Une soirée de solidarité pour les victimes du Prolé d’Alès

Plus de trois mois après l’attaque du Prolé dans la nuit du 30 au 31 mai, le Parti communiste français a tenu à organiser une soirée de solidarité pour les victimes. L’objectif est de récolter des fonds pour une caisse de soutien qui permettra de les aider pour leurs frais d’avocat. « C’est une soirée pour financer les victimes mais aussi parce qu’il faut faire la fête, faire une fête antifa », explique Giovanni di Francesco, secrétaire de la section PCF d’Alès qui s’est également porté partie civile dans ce dossier. Vendredi 26 septembre (20h30), deux groupes (Paris-Brest et MC’s du Midi) viendront donc jouer bénévolement dans la cour du Prolé.
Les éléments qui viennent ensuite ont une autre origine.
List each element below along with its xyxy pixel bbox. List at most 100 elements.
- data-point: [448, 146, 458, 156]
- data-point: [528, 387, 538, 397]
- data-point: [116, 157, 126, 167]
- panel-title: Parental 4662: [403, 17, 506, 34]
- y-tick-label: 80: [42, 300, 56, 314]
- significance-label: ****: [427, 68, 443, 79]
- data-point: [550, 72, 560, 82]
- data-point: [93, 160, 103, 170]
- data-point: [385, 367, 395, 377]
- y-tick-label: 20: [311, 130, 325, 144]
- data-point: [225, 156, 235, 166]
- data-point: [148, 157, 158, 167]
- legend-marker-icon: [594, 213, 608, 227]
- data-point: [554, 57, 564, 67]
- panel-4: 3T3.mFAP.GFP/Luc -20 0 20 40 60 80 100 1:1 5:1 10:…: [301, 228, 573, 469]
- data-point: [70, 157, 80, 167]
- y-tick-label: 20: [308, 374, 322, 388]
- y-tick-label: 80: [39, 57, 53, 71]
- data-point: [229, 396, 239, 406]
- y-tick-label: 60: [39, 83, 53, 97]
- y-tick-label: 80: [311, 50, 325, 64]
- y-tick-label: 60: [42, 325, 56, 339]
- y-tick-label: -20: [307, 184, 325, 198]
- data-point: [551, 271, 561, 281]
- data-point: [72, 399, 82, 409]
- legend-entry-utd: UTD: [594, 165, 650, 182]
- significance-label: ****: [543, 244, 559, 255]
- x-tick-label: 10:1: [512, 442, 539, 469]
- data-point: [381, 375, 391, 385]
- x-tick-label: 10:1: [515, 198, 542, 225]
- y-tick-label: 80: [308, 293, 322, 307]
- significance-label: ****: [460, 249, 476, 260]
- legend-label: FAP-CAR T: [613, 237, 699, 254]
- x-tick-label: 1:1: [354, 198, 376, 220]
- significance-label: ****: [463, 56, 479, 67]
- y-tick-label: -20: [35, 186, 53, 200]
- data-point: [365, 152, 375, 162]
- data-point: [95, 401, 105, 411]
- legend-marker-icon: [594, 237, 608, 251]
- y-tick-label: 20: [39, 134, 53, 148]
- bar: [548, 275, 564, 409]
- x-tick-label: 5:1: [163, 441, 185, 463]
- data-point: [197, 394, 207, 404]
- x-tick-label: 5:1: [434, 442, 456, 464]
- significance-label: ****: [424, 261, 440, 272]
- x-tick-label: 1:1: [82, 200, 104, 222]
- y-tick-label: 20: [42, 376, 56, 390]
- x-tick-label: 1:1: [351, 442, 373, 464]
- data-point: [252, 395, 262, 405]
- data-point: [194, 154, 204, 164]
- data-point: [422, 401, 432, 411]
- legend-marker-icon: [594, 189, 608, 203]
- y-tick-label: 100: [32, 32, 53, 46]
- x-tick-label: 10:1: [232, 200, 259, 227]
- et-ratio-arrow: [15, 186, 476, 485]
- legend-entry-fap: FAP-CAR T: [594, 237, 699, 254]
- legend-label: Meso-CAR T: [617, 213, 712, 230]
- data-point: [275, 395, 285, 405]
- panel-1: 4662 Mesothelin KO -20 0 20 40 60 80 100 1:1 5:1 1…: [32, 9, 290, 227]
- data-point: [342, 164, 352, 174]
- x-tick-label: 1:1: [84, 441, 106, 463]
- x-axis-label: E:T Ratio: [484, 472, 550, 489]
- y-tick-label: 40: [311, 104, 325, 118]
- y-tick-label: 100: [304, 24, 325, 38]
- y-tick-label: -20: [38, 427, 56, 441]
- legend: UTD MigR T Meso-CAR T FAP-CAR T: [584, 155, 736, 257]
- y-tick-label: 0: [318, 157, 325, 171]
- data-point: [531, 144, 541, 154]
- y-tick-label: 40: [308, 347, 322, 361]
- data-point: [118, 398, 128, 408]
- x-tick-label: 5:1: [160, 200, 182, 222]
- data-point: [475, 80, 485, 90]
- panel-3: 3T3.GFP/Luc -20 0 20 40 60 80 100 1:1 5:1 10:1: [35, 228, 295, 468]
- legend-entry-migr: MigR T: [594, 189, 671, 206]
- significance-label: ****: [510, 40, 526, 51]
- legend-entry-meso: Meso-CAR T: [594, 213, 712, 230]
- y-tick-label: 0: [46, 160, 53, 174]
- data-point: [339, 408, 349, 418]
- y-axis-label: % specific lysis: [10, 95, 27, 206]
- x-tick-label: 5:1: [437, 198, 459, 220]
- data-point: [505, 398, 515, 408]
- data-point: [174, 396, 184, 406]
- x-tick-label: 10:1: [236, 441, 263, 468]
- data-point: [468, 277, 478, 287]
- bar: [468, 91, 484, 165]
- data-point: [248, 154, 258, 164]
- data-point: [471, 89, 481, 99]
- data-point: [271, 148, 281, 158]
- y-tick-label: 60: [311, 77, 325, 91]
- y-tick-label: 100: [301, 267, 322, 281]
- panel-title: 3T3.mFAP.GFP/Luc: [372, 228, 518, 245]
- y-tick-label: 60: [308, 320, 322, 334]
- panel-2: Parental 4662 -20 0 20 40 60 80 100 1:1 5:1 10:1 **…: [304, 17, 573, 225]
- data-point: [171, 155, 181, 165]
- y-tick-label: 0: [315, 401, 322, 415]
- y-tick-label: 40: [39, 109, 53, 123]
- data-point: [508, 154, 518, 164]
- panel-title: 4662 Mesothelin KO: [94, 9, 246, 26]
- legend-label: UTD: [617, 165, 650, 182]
L’objectif est également de rappeler les faits alors que l’enquête patine. En effet, malgré le dépôt par plusieurs victimes d’éléments prouvant l’implication des néofascistes du Bloc montpelliérain, aucune arrestation n’a encore eu lieu trois mois et demi après les faits. « Le parquet et la police ne se bousculent pas au portillon pour mener l’enquête. Va-t-on tirer un trait sur ce qu’il s’est passé ? Ces groupuscules peuvent-ils agir impunément dans notre pays ? Pour l’instant nous n’avons aucune nouvelle. Mais il y a tellement de complaisance au niveau national que la plupart de ces histoires ne sont pas instruites. Le Bloc Montpelliérain faisait partie des groupuscules d’extrême droite qui ont défilé à Paris le 10 mai sous la protection plus que bienveillante de la police », enrage Giovanni di Francesco.

D’autant que les victimes, et notamment le cheminot qui avait eu le nez cassé, restent sous le choc. « Il va reprendre le travail cette semaine. Il s’est remis de ses blessures physiques mais il était complètement traumatisé parce que c’est un gars qui est un vrai pacifiste dans l’âme », explique le communiste.